La tomba di Bergoglio è ormai a pochi passi. Nella navata centrale si è appena conclusa una messa e i 112 cardinali, nel loro manto rosso, si sono riuniti per i Vespri. È probabile che, pensando a quanto accaduto ai funerali e a quello che stanno vedendo ora, si rendano conto del lavoro pastorale meticoloso di Bergoglio in questi dodici anni al soglio di Pietro. Il cardinale Jean Zerbo, arcivescovo del Mali, non ha esitato a rispondere alla domanda che aleggia attorno al Conclave: il prossimo Pontefice sarà un progressista? “Nella Chiesa non c’è colore”, ha sentenziato, “non esistono classificazioni. La Chiesa è in movimento”. Un’affermazione che potrebbe dire tutto e il contrario di tutto. Nota di merito per questi dilettanti della diplomazia della fede!

Ascoltate l’arcivescovo emerito irlandese, Sean Brady: “Vuole sapere se il Conclave sarà lungo o breve? Quello che posso dirle è che vi entreremo in un’atmosfera eccellente, amabile”. E con questa dichiarazione, sembra quasi che lo Spirito Santo debba abbracciare il loro parere. Giusto per capire: il cardinale Pietro Parolin, segretario di Stato – eccolo là in fondo, a destra – poco fa, durante l’omelia della messa di suffragio a San Pietro, ha abbozzato il “programma” per il prossimo Papa, invocando una solidissima continuità con Francesco.
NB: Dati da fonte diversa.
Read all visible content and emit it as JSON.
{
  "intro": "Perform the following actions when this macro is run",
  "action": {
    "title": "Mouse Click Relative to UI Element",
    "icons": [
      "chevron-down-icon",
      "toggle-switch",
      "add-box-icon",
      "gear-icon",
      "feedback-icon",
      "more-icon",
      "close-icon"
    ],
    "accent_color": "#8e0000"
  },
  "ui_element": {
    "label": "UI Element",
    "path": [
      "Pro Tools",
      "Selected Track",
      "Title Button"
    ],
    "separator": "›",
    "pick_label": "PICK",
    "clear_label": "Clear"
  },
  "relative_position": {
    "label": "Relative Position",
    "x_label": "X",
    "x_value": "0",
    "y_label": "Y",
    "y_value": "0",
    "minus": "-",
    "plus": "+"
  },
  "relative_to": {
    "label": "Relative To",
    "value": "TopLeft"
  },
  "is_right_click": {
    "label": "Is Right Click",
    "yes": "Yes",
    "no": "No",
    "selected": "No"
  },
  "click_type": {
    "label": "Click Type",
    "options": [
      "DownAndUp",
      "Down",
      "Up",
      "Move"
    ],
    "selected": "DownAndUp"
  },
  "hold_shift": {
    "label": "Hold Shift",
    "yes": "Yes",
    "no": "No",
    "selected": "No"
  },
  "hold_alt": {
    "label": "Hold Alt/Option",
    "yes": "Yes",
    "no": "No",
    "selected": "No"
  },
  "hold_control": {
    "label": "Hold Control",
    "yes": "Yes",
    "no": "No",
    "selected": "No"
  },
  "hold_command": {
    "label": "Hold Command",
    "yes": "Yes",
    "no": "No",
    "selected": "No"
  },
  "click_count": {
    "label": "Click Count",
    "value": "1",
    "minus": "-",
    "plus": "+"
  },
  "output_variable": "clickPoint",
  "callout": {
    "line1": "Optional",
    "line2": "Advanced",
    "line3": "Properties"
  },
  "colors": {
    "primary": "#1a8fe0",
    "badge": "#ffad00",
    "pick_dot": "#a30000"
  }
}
Perché, si sa, le rivoluzioni vanno bene, ma mai troppo audaci!

Ora Francesco riposa tra la Cappella Sforza e la Cappella Paolina, dove è conservata l’icona mariana dei Sales Populi Romani, a cui era profondamente devoto. Ha visitato quella Madonna per chiedere aiuto e forza ben 155 volte durante il suo pontificato. Ma ora, paradossalmente, tocca a noi chiedere speranza e coraggio a lui. E c’è chi, più semplicemente, si limita a ringraziarlo o a parlargli come si farebbe con unigenitore o un nonno.

“Ma se San Francesco già esiste, come possiamo chiamarlo?”. Una signora si arrende a queste domande metafisiche. Ma certo, ci penseremo dopo.